Bit by bit, Zanzibar's fabled Stone Town is crumbling. Every year, a few more buildings collapse, leaving yawning gaps in the narrow, winding alleys lined with Arab palaces, Persian baths, British colonial offices, Indian shops and one-time slave chambers.

Relentless sun, rain, wind and neglect have taken a toll on one of the world's cultural treasures – the former capital of a trading empire stretching from Africa to the Middle East, Asia, Europe and the United States.

About 85 percent of the more than 1,000 buildings show signs of structural decline, says Abdu Sheriff, a historian and former curator of national museums. Conservationists estimate at least 200 have fallen in recent decades, including three so far this year.

Salim Mbarak moved to Stone Town from Yemen 54 years ago when the ancient heart of Zanzibar town was a prosperous commercial center. His fortunes faded with the neighborhood.

He now makes a paltry living selling bread in the street and pays the government $6 a month for a room off a courtyard crowded with drying laundry and water drums.

There are holes in his walls, wooden window frames and shutters have rotted away, and a sudden shower sends water streaming through the tin roof. Earlier this year, the house next door collapsed, leaving rubble piled two stories high.

"Before the revolution, these buildings were properly maintained," Mr. Mbarak, 65, says as the Muslim call to prayer mixes with church bells. "Now, they don't repair anything – but they increase the rent every year."

Zanzibar, a semiautonomous archipelago off the coast of Tanzania, was once the center of a vast empire of Swahili city states stretching from Somalia to Mozambique.

Through the centuries, the islands were colonized by the Portuguese, Omani Arabs made their capital here, and the British established a protectorate. They built fortunes on the slave trade and spices, making Zanzibar the leading exporter of cloves during the 19th century.

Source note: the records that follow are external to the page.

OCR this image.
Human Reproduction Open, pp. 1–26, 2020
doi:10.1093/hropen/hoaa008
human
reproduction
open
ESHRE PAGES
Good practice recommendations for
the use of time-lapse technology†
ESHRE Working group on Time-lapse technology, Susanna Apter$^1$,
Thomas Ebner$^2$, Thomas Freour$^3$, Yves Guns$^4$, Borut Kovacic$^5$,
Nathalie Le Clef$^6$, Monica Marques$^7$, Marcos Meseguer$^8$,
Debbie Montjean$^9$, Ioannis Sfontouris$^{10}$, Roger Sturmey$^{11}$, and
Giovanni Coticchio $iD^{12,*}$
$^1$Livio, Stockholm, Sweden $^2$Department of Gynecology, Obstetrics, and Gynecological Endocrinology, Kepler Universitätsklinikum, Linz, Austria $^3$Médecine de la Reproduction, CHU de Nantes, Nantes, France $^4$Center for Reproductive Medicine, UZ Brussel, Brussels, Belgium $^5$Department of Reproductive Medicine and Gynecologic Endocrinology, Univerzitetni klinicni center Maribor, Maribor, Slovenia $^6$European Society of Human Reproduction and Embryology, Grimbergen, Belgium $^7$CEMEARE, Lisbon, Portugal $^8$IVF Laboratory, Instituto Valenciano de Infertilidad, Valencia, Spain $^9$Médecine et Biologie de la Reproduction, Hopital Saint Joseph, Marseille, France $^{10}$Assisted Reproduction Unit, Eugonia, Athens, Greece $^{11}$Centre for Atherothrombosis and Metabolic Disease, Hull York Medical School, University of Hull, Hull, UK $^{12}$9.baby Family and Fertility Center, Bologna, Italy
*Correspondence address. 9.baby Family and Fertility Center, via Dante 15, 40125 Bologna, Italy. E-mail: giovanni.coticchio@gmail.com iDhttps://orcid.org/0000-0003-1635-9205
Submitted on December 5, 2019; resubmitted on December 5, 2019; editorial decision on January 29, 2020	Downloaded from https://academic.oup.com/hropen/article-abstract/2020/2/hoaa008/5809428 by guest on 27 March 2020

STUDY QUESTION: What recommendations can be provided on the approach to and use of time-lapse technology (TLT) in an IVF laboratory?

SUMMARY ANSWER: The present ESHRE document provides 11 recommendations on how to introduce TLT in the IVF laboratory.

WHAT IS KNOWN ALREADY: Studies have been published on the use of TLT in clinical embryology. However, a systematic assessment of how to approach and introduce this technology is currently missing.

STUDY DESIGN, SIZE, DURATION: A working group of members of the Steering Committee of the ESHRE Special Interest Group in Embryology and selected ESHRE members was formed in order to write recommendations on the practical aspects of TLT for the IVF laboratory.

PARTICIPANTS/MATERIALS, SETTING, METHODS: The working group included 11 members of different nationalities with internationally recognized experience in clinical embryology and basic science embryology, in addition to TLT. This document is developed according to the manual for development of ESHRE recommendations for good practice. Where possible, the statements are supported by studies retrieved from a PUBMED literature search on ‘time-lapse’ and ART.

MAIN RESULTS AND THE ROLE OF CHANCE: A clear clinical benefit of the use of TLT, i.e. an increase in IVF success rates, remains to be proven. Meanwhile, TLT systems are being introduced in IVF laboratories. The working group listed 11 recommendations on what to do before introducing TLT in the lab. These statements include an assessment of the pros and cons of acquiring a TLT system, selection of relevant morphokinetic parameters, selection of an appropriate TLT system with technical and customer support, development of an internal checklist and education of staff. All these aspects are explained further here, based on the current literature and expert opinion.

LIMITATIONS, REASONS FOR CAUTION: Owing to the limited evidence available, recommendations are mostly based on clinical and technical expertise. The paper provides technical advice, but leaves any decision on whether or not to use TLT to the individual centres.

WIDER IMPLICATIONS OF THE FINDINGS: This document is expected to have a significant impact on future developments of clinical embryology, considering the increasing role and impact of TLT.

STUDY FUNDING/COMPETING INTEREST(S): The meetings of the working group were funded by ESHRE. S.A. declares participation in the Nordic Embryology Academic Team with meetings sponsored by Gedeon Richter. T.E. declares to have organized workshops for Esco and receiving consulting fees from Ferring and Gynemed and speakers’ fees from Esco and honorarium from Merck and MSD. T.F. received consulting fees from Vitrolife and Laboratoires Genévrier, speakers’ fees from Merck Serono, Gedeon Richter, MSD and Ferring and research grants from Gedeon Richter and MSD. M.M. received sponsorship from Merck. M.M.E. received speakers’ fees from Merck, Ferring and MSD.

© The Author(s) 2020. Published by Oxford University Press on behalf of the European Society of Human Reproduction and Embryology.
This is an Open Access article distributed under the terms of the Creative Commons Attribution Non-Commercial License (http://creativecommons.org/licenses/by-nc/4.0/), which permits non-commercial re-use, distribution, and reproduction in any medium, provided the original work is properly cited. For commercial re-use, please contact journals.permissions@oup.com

Stone Town remains Zanzibar's commercial and cultural center, the seat of government, its main port and a major tourist attraction drawing more than 100,000 visitors annually.

Its varied cultural heritage is preserved in coral stone walls and imposing wooden doors, whose intricate carvings reveal their owner's religion, wealth and status. It has been home to Arab sultans, Indian and Chinese merchants, European explorers and the late rock star Freddie Mercury.

"It is a living manifestation of cultural fusion and harmonization," says Mwalim Ali Mwalim, head of the Stone Town Conservation and Development Authority set up to rescue the district.

Without maintenance, the buildings fall apart, he says. Mangrove poles used to support ceilings collapse if they are not replaced about every 15 years. When water seeps into the mud and lime used to plaster walls, trees start to grow out of them.

Stone Town's decline began under British rule, when the slave trade was banned and Zanzibar started to lose its political and economic importance.